Aziza Smain observó con atención el documento con su fotografía, giró luego la vista deteniéndose en cada detalle del fastuoso salón de costosísimos muebles cuyo amplio ventanal se abría sobre una quieta ensenada rodeada de pinos al borde de cuyas aguas de un verde esmeralda jugaba su hija Kalina, y acabó por volverse a Robert Martel, que era quien le había hecho entrega del exclusivo y preciado pasaporte de la Unión Europea.

Estoy de acuerdo en llamarme Shireem Sultan, puesto que lo mismo da un nombre que otro dijo. Y también estoy de acuerdo en esperar, puesto que en la actual situación de Oscar no puedo hacer nada por él. Pero en cuanto abandone esa dichosa unidad de cuidados intensivos permaneceré a su lado día y noche. Hizo una corta pausa para añadir en un tono de inquebrantable firmeza: Y el día en que ya no me necesite, regresaré a África a buscar a mi hijo.

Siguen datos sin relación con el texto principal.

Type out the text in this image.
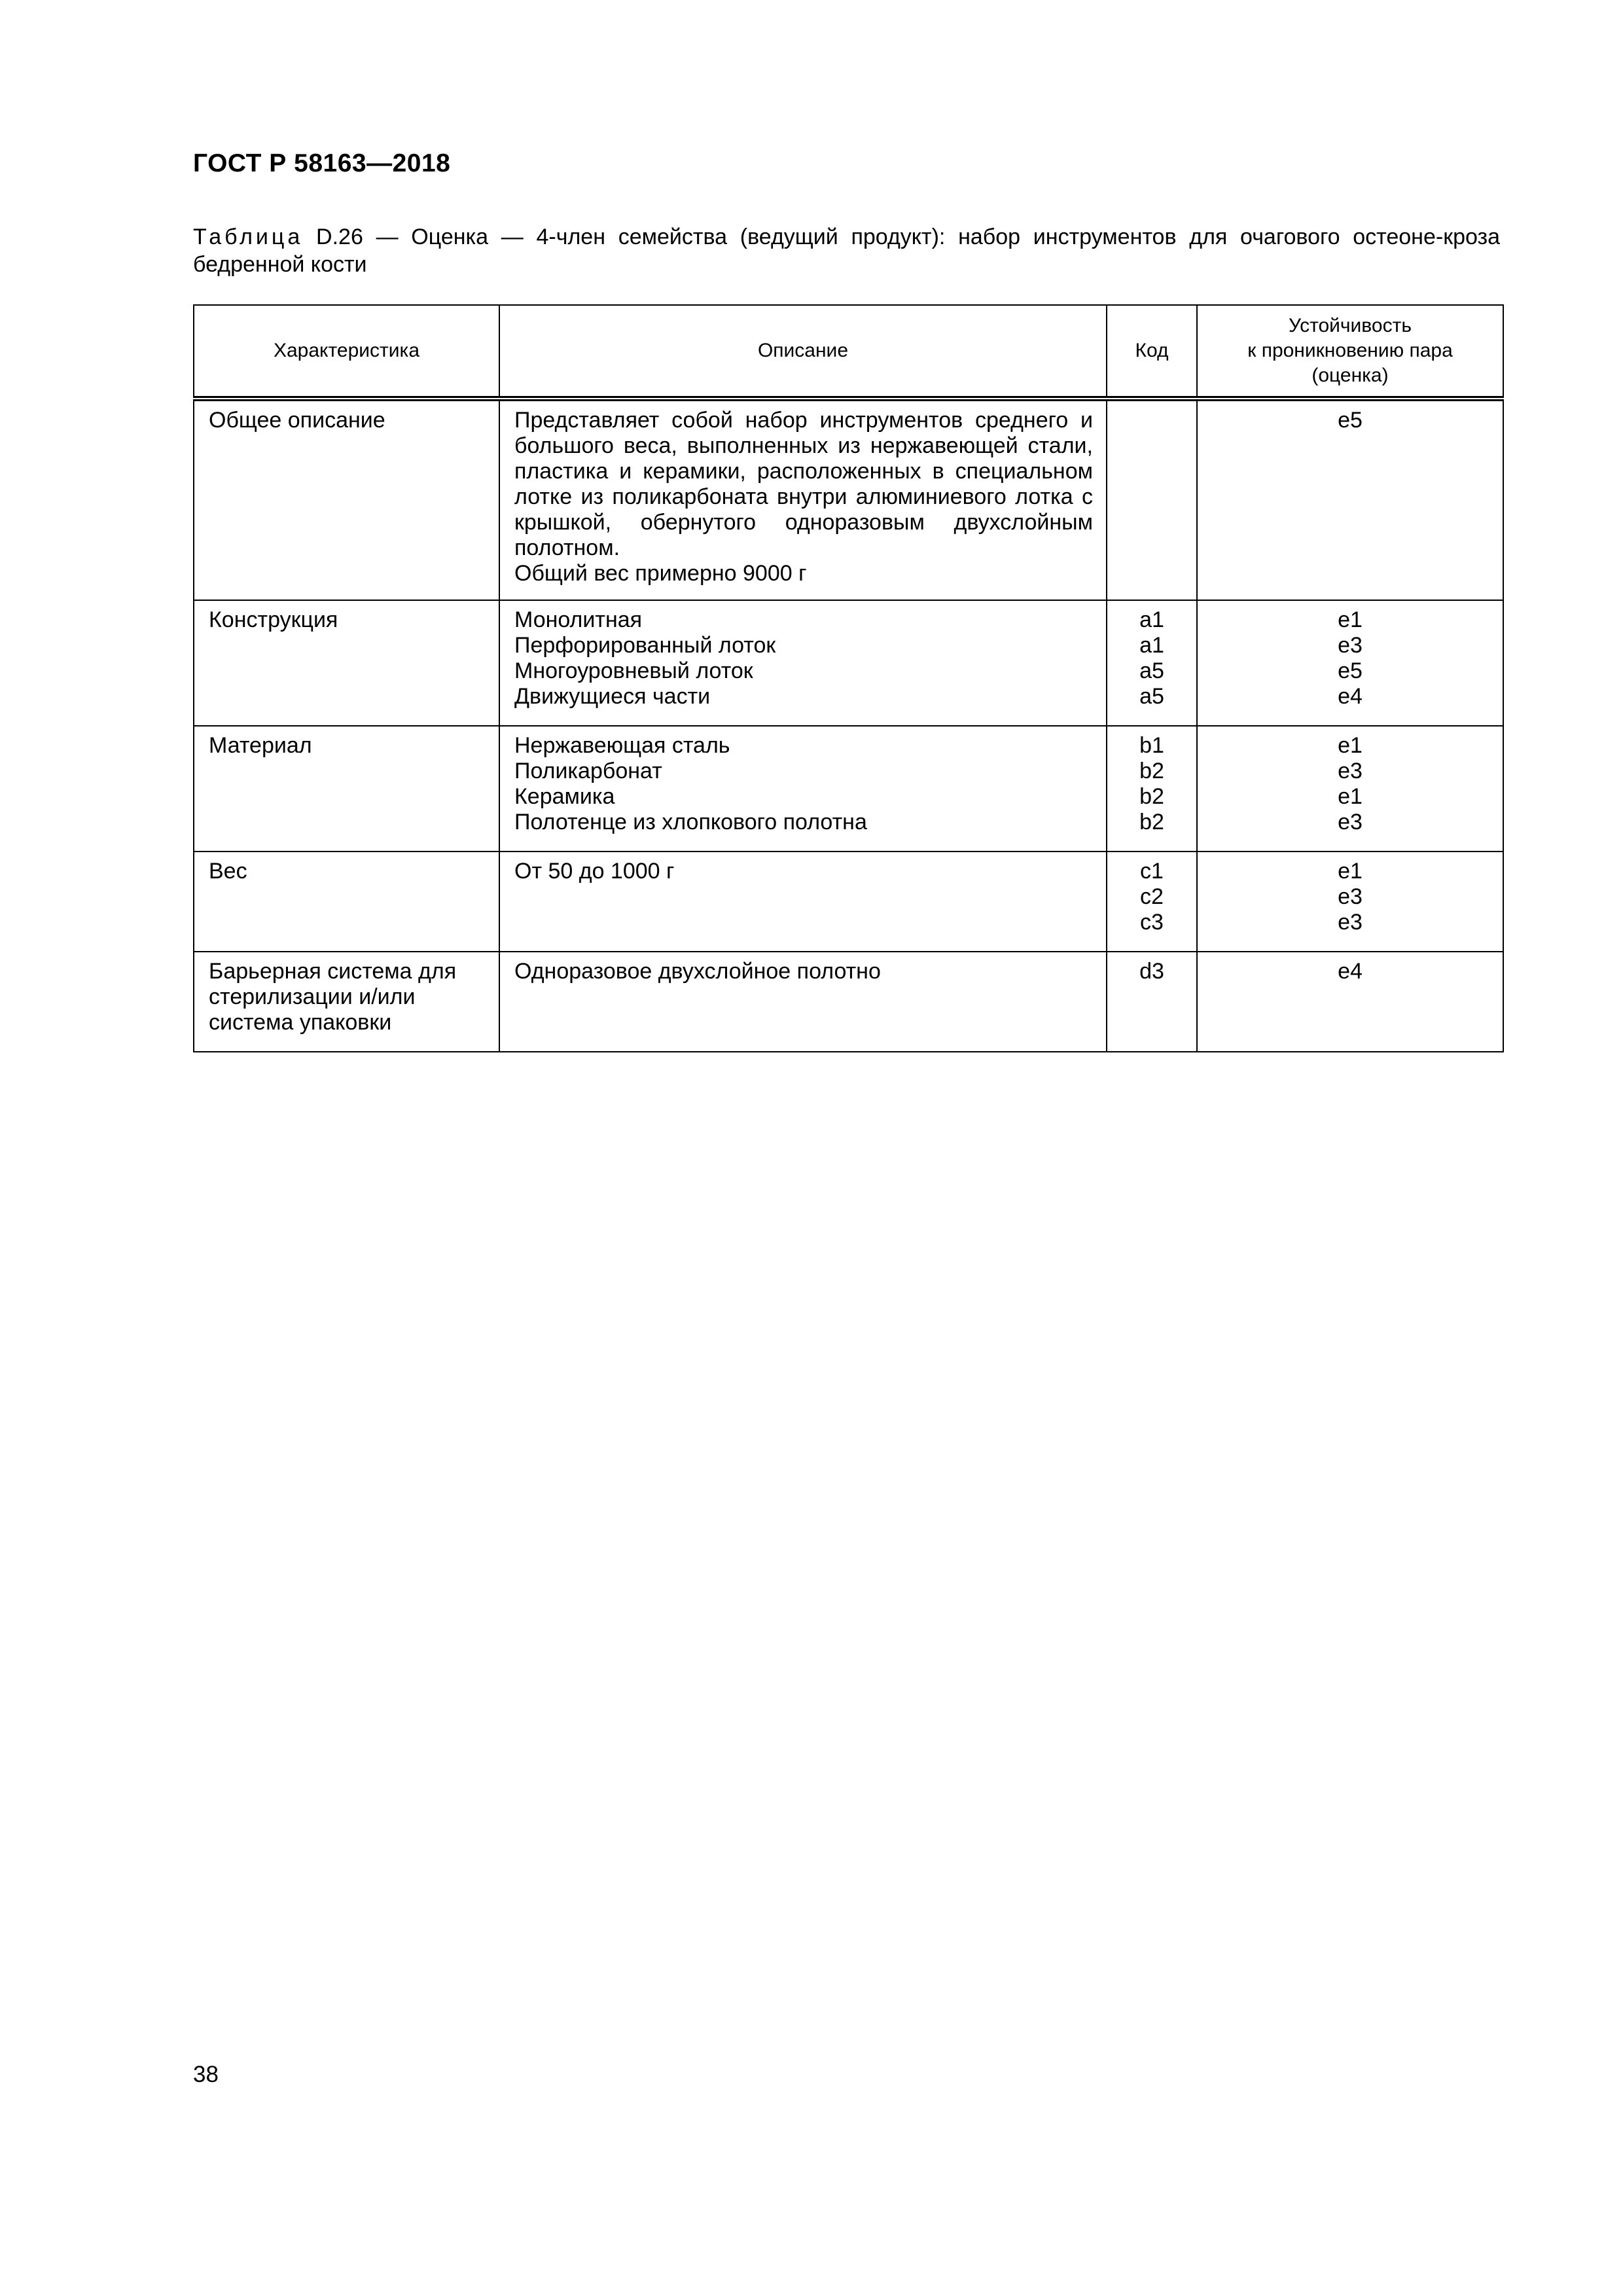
ГОСТ Р 58163—2018

Таблица D.26 — Оценка — 4-член семейства (ведущий продукт): набор инструментов для очагового остеоне-кроза бедренной кости

Характеристика	Описание	Код	Устойчивость
к проникновению пара
(оценка)

Общее описание	Представляет собой набор инструментов среднего и большого веса, выполненных из нержавеющей стали, пластика и керамики, расположенных в специальном лотке из поликарбоната внутри алюминиевого лотка с крышкой, обернутого одноразовым двухслойным полотном.
Общий вес примерно 9000 г		e5

Конструкция	Монолитная
Перфорированный лоток
Многоуровневый лоток
Движущиеся части	a1
a1
a5
a5	e1
e3
e5
e4

Материал	Нержавеющая сталь
Поликарбонат
Керамика
Полотенце из хлопкового полотна	b1
b2
b2
b2	e1
e3
e1
e3

Вес	От 50 до 1000 г	c1
c2
c3	e1
e3
e3

Барьерная система для
стерилизации и/или
система упаковки	Одноразовое двухслойное полотно	d3	e4

38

Allí correrías un gravísimo peligro y lo sabes.

Lo sé, pero buscar a mi hijo es algo que nadie más que yo puede hacer, por mucho profesional que se contrate o mucho ADN que se haya inventado. La condenada a muerte apuntó a su interlocutor con el dedo para añadir en idéntico tono: Y en cuanto encuentre a Menlik me estableceré con mi marido y mis hijos donde mejor nos plazca, puesto que no pienso pasarme la vida escondiéndome cuando no soy culpable de nada.

Pero es que han llegado noticias de que Abu Akim está furioso por todo ese asunto de las fotografías y la falsa Aziza Smain, y ha triplicado el precio que puso a tu cabeza, le hizo notar el inquieto abogado. Miles, tal vez millones de fanáticos, te buscan para matarte.

¡Escúchame bien, querido amigo! fue la decidida respuesta que no admitía discusión. No pienso cambiar la sombra de un baobab por una cárcel de oro, aunque sea en un lugar tan hermoso como Cerdeña. El día que escapé de Hingawana fue para dejar atrás mi parte hausa y convertirme en una fulbé. Y si los fulbé hemos conseguido sobrevivir miles de años sin raíces, sin patria, sin gobernantes, sin dios y sin armas, es porque tanto más fuertes somos cuanto más duro se nos golpea.

Robert Martel observó largo rato a aquella extraordinaria mujer de prodigiosa hermosura que pese a haber pasado toda su vida en una miserable aldea nigeriana no desmerecía en absoluto, sino más bien todo lo contrario, en el lujoso ambiente que en aquellos momentos la rodeaba, y tal vez por primera vez entendió con absoluta nitidez las razones que habían empujado a su mejor amigo a arriesgar la vida de una forma tan disparatadamente absurda.

Lanzó un profundo resoplido, sonrió al ver cómo la pequeña Kalina reía y gritaba cuando su cuidadora la alzaba en brazos para arrojarse con ella al agua haciéndole cosquillas y chapoteando, y por último inquirió: ¿Pretendes hacerme creer que no te preocupa Abu Akim?

Los ojos color de miel que obligaban a recordar a un inmenso felino parecieron pretender taladrarle, pero la respuesta llegó tranquila y sin aspavientos:



Los pastores fulbé tienen un dicho: «Nunca permitas que te preocupe un león rugiente. Quien tiene que preocuparte es una pantera silenciosa.